The book also Contains a detailed and objective assessment of the political contribution and evolution of James P. Cannon, who was Trotsky’s most important co-thinker in the US, as well as the evolution of the US Socialist Workers Party.
TheHeritage We Defend was published thirty one years ago in 1988, in the aftermath of the desertion of the Workers Revolutionary Party (WRP) of Britain from the International Committee of the Fourth International (ICFI).
In the, “The Heritage We Defend”, David North analyzes, within the context of the complex and rapidly changing conditions of the World War and its aftermath, the conflicts within the Fourth International that foreshadowed the struggle following the Third World Congress of 1951 that culminated in the split in November 1953.
In this book, he draws attention to revisionist tendencies that emerged in the 1940s, which reflected the rightward shift in the political orientation of large sections of the petty-bourgeois radical intelligentsia.
He has also dealt in detail the conflicts that developed in the 1940’s and says that it is best understood as the continuation of the 1939–40 factional struggle inside the Socialist Workers Party. The fight led by Trotsky in the last year of his life against the “petty-bourgeois opposition” of James Burnham , Max Shachtman and Martin Abern was of such an intense character that it has generally been treated as a distinct and self-contained episode in the history of the Fourth International.
The book emphasizes that Trotsky’s contribution to the struggle within the Socialist Workers Party ranks among his greatest writings. Though enclosed within the walls of a besieged villa in Coyoacán, constantly menaced by GPU assassins, his political vision was unimpaired.

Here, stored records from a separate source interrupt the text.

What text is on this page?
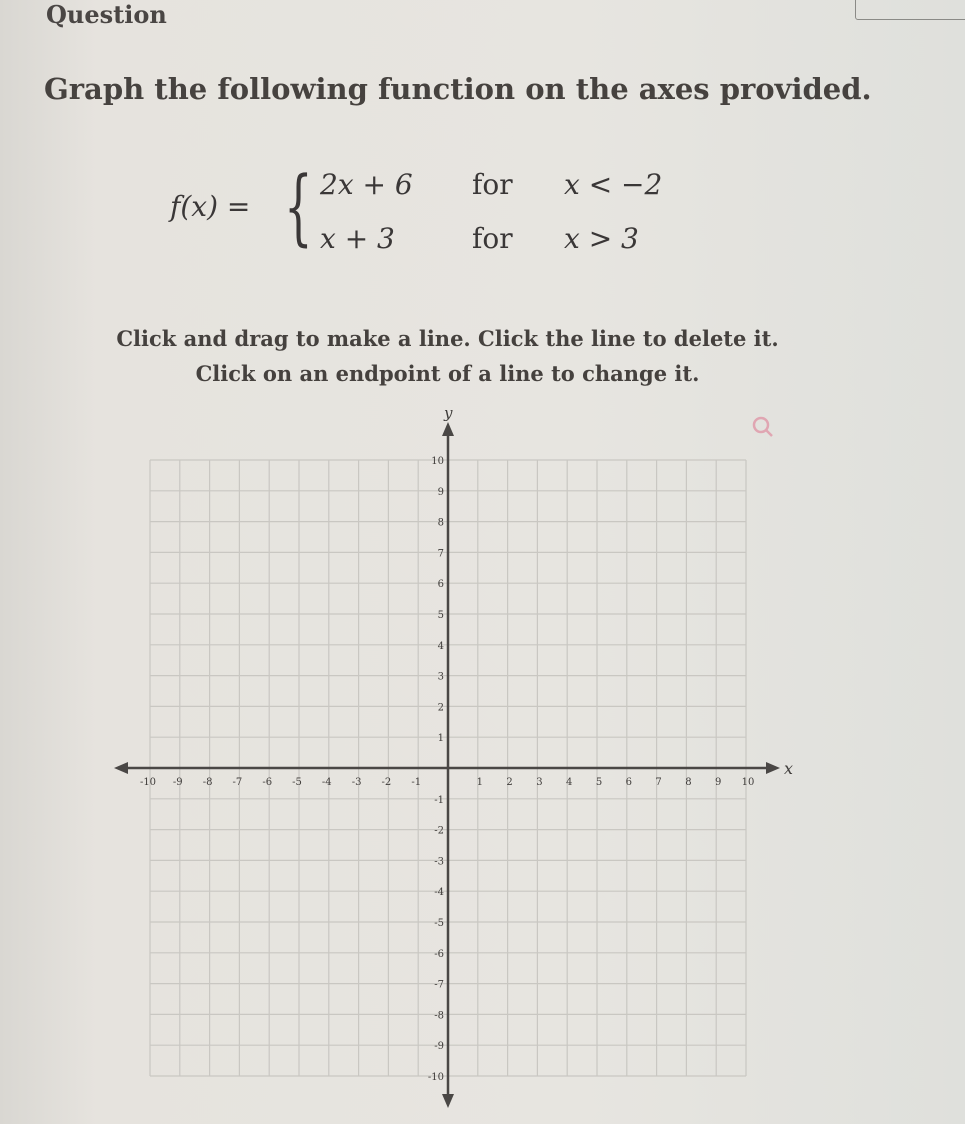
Question
Graph the following function on the axes provided.
f(x) = { 2x + 6 for x < −2
x + 3	for x > 3
Click and drag to make a line. Click the line to delete it.
Click on an endpoint of a line to change it.
-10 -9 -8 -7 -6 -5 -4 -3 -2 -1	1 2 3 4 5 6 7 8 9 10
-10
-9
-8
-7
-6
-5
-4
-3
-2
-1
1
2
3
4
5
6
7
8
9
10
x
y
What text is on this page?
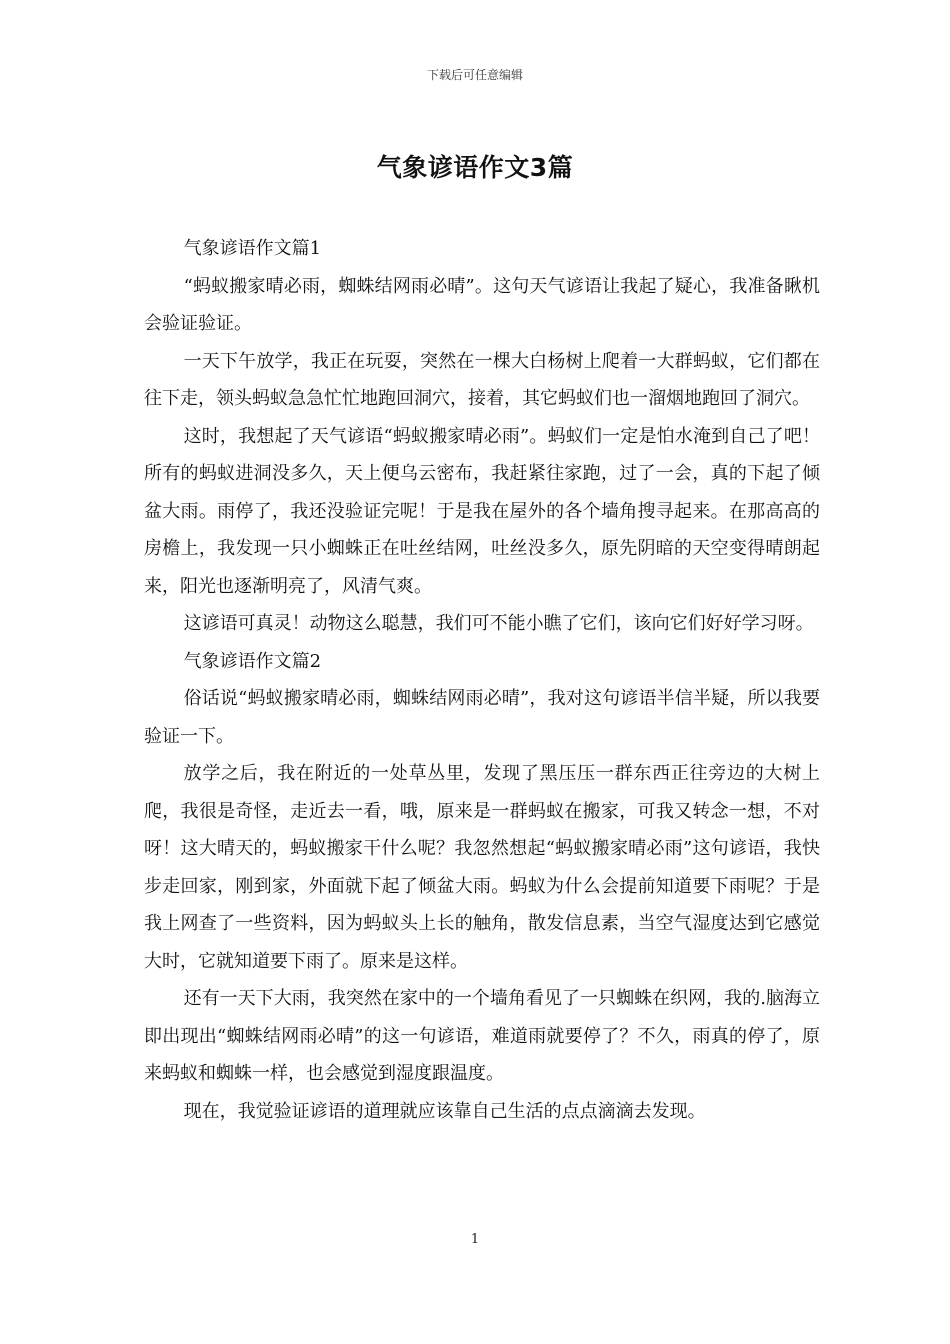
下载后可任意编辑
气象谚语作文3篇

气象谚语作文篇1

“蚂蚁搬家晴必雨，蜘蛛结网雨必晴”。这句天气谚语让我起了疑心，我准备瞅机会验证验证。

一天下午放学，我正在玩耍，突然在一棵大白杨树上爬着一大群蚂蚁，它们都在往下走，领头蚂蚁急急忙忙地跑回洞穴，接着，其它蚂蚁们也一溜烟地跑回了洞穴。

这时，我想起了天气谚语“蚂蚁搬家晴必雨”。蚂蚁们一定是怕水淹到自己了吧！所有的蚂蚁进洞没多久，天上便乌云密布，我赶紧往家跑，过了一会，真的下起了倾盆大雨。雨停了，我还没验证完呢！于是我在屋外的各个墙角搜寻起来。在那高高的房檐上，我发现一只小蜘蛛正在吐丝结网，吐丝没多久，原先阴暗的天空变得晴朗起来，阳光也逐渐明亮了，风清气爽。

这谚语可真灵！动物这么聪慧，我们可不能小瞧了它们，该向它们好好学习呀。

气象谚语作文篇2

俗话说“蚂蚁搬家晴必雨，蜘蛛结网雨必晴”，我对这句谚语半信半疑，所以我要验证一下。

放学之后，我在附近的一处草丛里，发现了黑压压一群东西正往旁边的大树上爬，我很是奇怪，走近去一看，哦，原来是一群蚂蚁在搬家，可我又转念一想，不对呀！这大晴天的，蚂蚁搬家干什么呢？我忽然想起“蚂蚁搬家晴必雨”这句谚语，我快步走回家，刚到家，外面就下起了倾盆大雨。蚂蚁为什么会提前知道要下雨呢？于是我上网查了一些资料，因为蚂蚁头上长的触角，散发信息素，当空气湿度达到它感觉大时，它就知道要下雨了。原来是这样。

还有一天下大雨，我突然在家中的一个墙角看见了一只蜘蛛在织网，我的.脑海立即出现出“蜘蛛结网雨必晴”的这一句谚语，难道雨就要停了？不久，雨真的停了，原来蚂蚁和蜘蛛一样，也会感觉到湿度跟温度。

现在，我觉验证谚语的道理就应该靠自己生活的点点滴滴去发现。

1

He says that the central political issue that dominated the factional struggle concerned the “Russian Question,” that is, the class nature of the Soviet Union. Trotsky opposed Shachtman’s redefinition of the Soviet Union on the basis of its reactionary alliance with Nazi Germany. The signing of the Non-Aggression Pact was certainly an act of unspeakable treachery. But, Trotsky insisted, the “social character of the USSR is not determined by her friendship with democracy or fascism.” [5] He called attention to the underlying issue of historical perspective involved in the fight over the correct definition of the Soviet Union:
According to David North, the various types of disillusioned and frightened representatives of pseudo-Marxism proceed from the assumption that the bankruptcy of the leadership only ‘reflects’ the incapacity of the proletariat to fulfill its revolutionary mission.
Every period of reaction that follows a revolutionary defeat produces a variety of superficial and transient “new” and “stylish” doctrines, which eschew Marxism as “outlived.” It would be instructive to compare the history of the “factional struggles” following the defeat of the Russian revolution of 1905 with their analogues of the last decade or more. It is the present reactionary moods of depression, discouragement, loss of confidence in the recuperative powers of the proletariat and its revolutionary movement, which are rationalized into the widespread attacks against revolutionary Marxism.